All’aeroporto di Bari i finanzieri del II Gruppo, insieme ai funzionari dell’Agenzia delle Dogane e dei Monopoli, hanno intercettato un passeggero diretto a Varsavia che tentava di lasciare il Paese trasportando in modo irregolare oltre 14mila euro in contanti e due lingotti d’oro da 100 grammi ciascuno. I valori, del peso complessivo di 200 grammi e con un valore di mercato attuale pari a 23.354 euro, erano occultati all’interno del bagaglio a mano.
Il controllo al terminal partenze
L’uomo, un cittadino polacco, ha insospettito gli operatori durante le verifiche sui passeggeri in partenza, omettendo di dichiarare il possesso di denaro o beni di valore. Un accertamento valutario e un controllo accurato del bagaglio hanno permesso di rinvenire 14.020 euro in contanti e due lingotti d’oro “Feingold 999,9” da 100 grammi ciascuno, per un totale di 37.374 euro.

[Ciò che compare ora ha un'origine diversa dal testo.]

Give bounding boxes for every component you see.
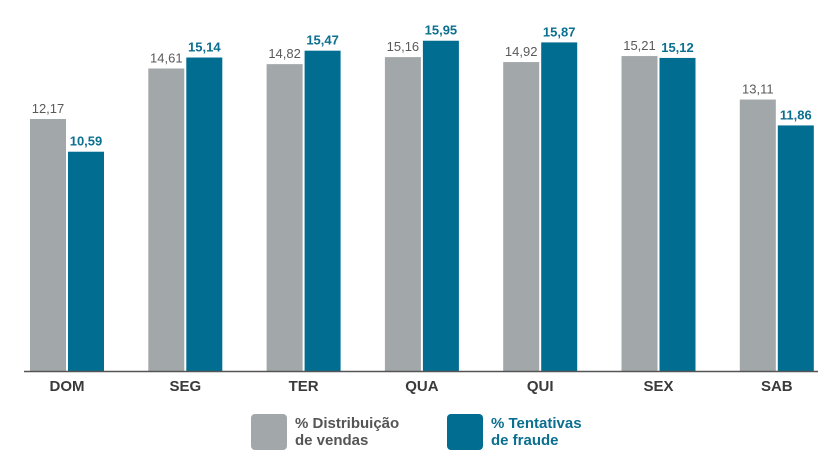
legend-label-fraud: % Tentativas de fraude [491,415,582,449]
bar-fraud-ter [304,50,341,372]
data-label-fraud-qua: 15,95 [425,23,458,38]
legend-label-sales-line-2: de vendas [295,432,369,449]
legend-label-sales: % Distribuição de vendas [295,415,399,449]
x-tick-label-qui: QUI [527,378,554,395]
bar-sales-sex [621,56,658,371]
legend-label-sales-line-1: % Distribuição [295,415,400,432]
data-label-fraud-sab: 11,86 [780,107,812,122]
data-label-sales-sab: 13,11 [742,82,774,97]
bar-sales-sab [739,99,776,371]
data-label-fraud-seg: 15,14 [188,40,221,55]
x-tick-label-dom: DOM [50,378,85,395]
bar-fraud-sab [777,125,814,371]
bar-sales-dom [30,119,66,371]
data-label-sales-ter: 14,82 [268,46,301,61]
data-label-fraud-ter: 15,47 [306,33,339,48]
data-label-sales-qua: 15,16 [387,39,420,54]
data-label-fraud-sex: 15,12 [661,40,694,55]
bar-fraud-qua [422,40,459,371]
bar-sales-seg [148,68,185,371]
data-label-fraud-dom: 10,59 [70,134,103,149]
data-label-sales-qui: 14,92 [505,44,538,59]
bar-fraud-sex [659,57,696,371]
data-label-sales-sex: 15,21 [623,38,656,53]
x-tick-label-ter: TER [289,378,319,395]
x-tick-label-seg: SEG [169,378,201,395]
legend-swatch-sales [251,414,287,450]
data-label-sales-dom: 12,17 [32,101,65,116]
legend-label-fraud-line-2: de fraude [491,432,559,449]
bar-sales-qua [384,57,421,372]
data-label-sales-seg: 14,61 [150,50,183,65]
bar-sales-qui [503,62,540,371]
bar-sales-ter [266,64,303,371]
legend-swatch-fraud [447,414,483,450]
bar-chart: 12,17 10,59 DOM 14,61 15,14 SEG 14,82 15,47 TER 1… [24,23,818,395]
bar-fraud-qui [541,42,578,372]
legend: % Distribuição de vendas % Tentativas de… [0,414,838,454]
bar-fraud-dom [68,151,104,371]
bar-fraud-seg [186,57,223,371]
data-label-fraud-qui: 15,87 [543,24,576,39]
x-tick-label-sex: SEX [643,378,673,395]
legend-item-fraud: % Tentativas de fraude [447,414,582,450]
legend-label-fraud-line-1: % Tentativas [491,415,582,432]
legend-item-sales: % Distribuição de vendas [251,414,399,450]
x-tick-label-qua: QUA [405,378,439,395]
x-tick-label-sab: SAB [761,378,793,395]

La sanzione e le violazioni contestate
Poiché la normativa prevede l’obbligo di dichiarare somme superiori a 10mila euro, il passeggero è stato sanzionato per l’esportazione irregolare di capitale. La violazione è stata estinta tramite oblazione immediata con il pagamento di una multa pari al 30% dell’importo eccedente il limite consentito, per un totale di 8.212 euro.
Il settore dell’oro sotto osservazione
Gli organi di controllo sottolineano come il mercato dell’oro, ormai attestato intorno ai 116 euro al grammo, resti un ambito di grande rilevanza nelle dinamiche economiche internazionali, ma anche un settore esposto al rischio di utilizzo nei circuiti finanziari illeciti. L’elevata concentrazione di valore, la facilità di trasporto e la scarsa tracciabilità rendono il metallo prezioso particolarmente vulnerabile a operazioni di riciclaggio e occultamento di capitali.
Controlli rafforzati grazie a nuove tecniche di analisi
L’intervento testimonia l’efficacia delle metodologie di analisi del rischio sviluppate congiuntamente dalla Guardia di Finanza e dall’Agenzia delle Dogane, nell’ambito del protocollo d’intesa rinnovato a livello nazionale. L’incrocio delle banche dati delle due amministrazioni consente di monitorare in modo sempre più efficace i movimenti di capitali e di tutelare le risorse economiche dell’Unione Europea e dello Stato.
Dall’inizio dell’anno, grazie a questo impegno sinergico, nell’area aeroportuale di Bari sono stati intercettati valori complessivi per 4,5 milioni di euro, di cui oltre 1,56 milioni non dichiarati.